The same document in one folder.

Another copy somewhere else.

Another one sitting around because at some point I probably thought, “I’ll clean this up later.”

Of course I did not.

So I wrote a PowerShell script to find exact duplicate files and write the results to a tab-delimited file.

That is the whole job.

The script does not delete files. It does not move files. It does not rename anything. It does not pretend to know which copy matters.

Good.

I wanted a report, not a digital wood chipper.

The script ran and created the logs. That is already a decent first version.

Why Ubuntu?

Because this laptop runs full Ubuntu.

Not WSL.

Not Windows pretending to be Linux.

Not a dual-boot TED Talk.

Full Ubuntu.

I also have PowerShell installed on it. Microsoft has official documentation for installing PowerShell on Ubuntu, so this is not some weird back-alley trick. It is supported and documented (Microsoft, 2026).

A lot of PowerShell examples still assume Windows paths like this:

C:\Users\Teo\Documents

That is not what I am using on this laptop.

My paths look more like this:

/home/support/Documents
/home/support/Downloads
/

So the script needed to work with Linux paths because that is where my files are.

That is really the whole explanation. I am using Ubuntu, so the script should work on Ubuntu.

Wild idea. Write the script for the computer in front of you.

Why PowerShell and Not Bash or Python?

Yes, I know.

Somebody will ask, “Why not Bash?”

Somebody else will ask, “Why not Python?”

And then somebody will recommend some command-line tool with a name that sounds like a robot sneezed.

Fair enough.

The answer is simple: I know PowerShell better.

That is it.

Bash can do this. Python can do this. A lot of tools can do this. I am just still green on Bash, and I am still working on Python.
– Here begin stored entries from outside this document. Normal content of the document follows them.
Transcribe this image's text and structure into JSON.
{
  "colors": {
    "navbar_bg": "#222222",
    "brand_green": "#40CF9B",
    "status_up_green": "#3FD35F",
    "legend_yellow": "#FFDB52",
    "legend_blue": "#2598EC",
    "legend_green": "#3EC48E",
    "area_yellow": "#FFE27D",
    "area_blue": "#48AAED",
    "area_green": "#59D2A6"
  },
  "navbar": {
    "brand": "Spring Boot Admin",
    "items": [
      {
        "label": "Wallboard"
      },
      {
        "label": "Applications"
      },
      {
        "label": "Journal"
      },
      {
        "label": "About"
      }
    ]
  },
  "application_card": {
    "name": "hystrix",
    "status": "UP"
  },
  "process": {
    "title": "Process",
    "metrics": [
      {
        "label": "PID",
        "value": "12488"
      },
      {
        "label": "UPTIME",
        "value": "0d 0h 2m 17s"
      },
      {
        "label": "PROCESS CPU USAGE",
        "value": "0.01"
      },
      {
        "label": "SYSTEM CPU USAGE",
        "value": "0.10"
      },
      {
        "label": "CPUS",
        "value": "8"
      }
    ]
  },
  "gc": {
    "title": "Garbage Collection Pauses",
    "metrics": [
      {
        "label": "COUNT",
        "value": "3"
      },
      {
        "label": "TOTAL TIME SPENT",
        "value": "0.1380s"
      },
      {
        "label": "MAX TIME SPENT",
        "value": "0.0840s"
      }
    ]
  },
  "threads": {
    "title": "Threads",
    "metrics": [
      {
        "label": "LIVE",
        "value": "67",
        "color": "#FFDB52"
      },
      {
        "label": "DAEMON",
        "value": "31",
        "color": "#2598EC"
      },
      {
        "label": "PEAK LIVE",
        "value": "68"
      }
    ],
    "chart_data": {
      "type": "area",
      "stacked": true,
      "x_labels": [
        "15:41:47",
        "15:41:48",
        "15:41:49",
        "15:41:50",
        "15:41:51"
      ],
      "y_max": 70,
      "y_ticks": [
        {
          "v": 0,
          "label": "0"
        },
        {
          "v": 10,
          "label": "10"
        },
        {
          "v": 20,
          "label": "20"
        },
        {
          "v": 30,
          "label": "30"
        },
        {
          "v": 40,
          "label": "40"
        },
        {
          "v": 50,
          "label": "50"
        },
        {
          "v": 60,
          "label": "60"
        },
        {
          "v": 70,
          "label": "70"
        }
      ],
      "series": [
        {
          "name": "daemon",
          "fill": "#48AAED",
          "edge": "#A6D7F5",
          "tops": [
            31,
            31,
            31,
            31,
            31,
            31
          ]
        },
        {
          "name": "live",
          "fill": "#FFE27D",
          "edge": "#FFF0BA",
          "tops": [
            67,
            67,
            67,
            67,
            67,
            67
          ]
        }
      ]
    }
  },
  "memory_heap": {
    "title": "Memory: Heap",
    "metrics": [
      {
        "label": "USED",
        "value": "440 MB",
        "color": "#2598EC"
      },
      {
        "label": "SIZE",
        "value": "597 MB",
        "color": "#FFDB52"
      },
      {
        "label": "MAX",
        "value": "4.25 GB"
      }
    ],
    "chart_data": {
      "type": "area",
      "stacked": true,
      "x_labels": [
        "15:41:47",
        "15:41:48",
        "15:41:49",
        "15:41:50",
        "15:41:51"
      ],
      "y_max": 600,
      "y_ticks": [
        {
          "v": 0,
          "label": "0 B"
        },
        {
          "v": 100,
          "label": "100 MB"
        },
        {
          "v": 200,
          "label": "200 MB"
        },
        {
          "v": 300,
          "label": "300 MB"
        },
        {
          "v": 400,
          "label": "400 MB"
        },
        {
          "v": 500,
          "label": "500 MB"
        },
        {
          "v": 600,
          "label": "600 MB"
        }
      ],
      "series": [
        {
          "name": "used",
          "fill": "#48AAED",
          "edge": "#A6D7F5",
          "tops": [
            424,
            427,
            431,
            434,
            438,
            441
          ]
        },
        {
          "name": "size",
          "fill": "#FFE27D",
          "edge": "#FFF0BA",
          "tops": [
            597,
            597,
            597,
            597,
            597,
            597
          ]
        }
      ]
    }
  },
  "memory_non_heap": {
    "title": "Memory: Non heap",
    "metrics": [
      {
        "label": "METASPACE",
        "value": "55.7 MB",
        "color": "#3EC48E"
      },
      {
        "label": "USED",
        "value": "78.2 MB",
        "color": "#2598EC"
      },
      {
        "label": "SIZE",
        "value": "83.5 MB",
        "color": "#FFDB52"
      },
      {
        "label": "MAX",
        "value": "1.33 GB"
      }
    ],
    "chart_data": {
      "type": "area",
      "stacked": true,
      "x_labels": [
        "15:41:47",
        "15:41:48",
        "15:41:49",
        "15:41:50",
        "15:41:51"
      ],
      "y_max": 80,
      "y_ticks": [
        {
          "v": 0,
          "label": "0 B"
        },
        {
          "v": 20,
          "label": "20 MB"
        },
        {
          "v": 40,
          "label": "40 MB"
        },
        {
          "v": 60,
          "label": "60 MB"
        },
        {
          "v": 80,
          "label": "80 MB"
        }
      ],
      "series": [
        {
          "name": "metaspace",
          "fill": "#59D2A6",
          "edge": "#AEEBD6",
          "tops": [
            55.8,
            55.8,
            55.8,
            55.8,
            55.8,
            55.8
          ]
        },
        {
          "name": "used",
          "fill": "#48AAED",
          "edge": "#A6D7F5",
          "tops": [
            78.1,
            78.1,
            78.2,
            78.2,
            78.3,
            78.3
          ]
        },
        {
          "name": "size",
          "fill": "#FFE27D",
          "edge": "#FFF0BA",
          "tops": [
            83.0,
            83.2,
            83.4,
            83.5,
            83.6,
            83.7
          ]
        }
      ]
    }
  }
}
Yes, still green there too.

I used PowerShell because I could actually build the thing in PowerShell without turning a duplicate-file cleanup script into a month-long identity crisis.

PowerShell also handles objects nicely. That helps. File name, path, size, hash, creation time, modified time, those can all be treated as properties. Then I can group them, sort them, and write them to a log without spending my afternoon doing text parsing gymnastics.

I used the tool I know best right now.

A shocking scandal. A person used a familiar tool to solve a real problem.

Also, I just love Learn PowerShell in a Month of Lunches, Fourth Edition: Covers Windows, Linux, and macOS by Travis Plunk, James Petty, and Tyler Leonhardt.

No, they did not sponsor this post.

Would it be cool if they saw it? Absolutely.

That book helped make PowerShell feel practical to me. Not fancy. Not mysterious. Practical.

I also like Mastering PowerShell Scripting: Automate and Manage Your Environment Using PowerShell 7.1, Fourth Edition by Chris Dent.

Also not sponsored.

Again, would be cool if they saw it.

Those books are part of why I keep coming back to PowerShell. I know I still need to get better at Bash and Python. I am working on it. Slowly. With occasional muttering at the screen.

For this project, PowerShell was the tool I could use today.

That mattered more than winning imaginary internet points.

What the Script Does

The script scans a folder, multiple folders, or the full Ubuntu filesystem.

Examples:

pwsh ./Find-DuplicateFiles.ps1 -ScanPath "/home/support"

pwsh ./Find-DuplicateFiles.ps1 -ScanPath "/home/support/Documents"

pwsh ./Find-DuplicateFiles.ps1 -ScanPath "/"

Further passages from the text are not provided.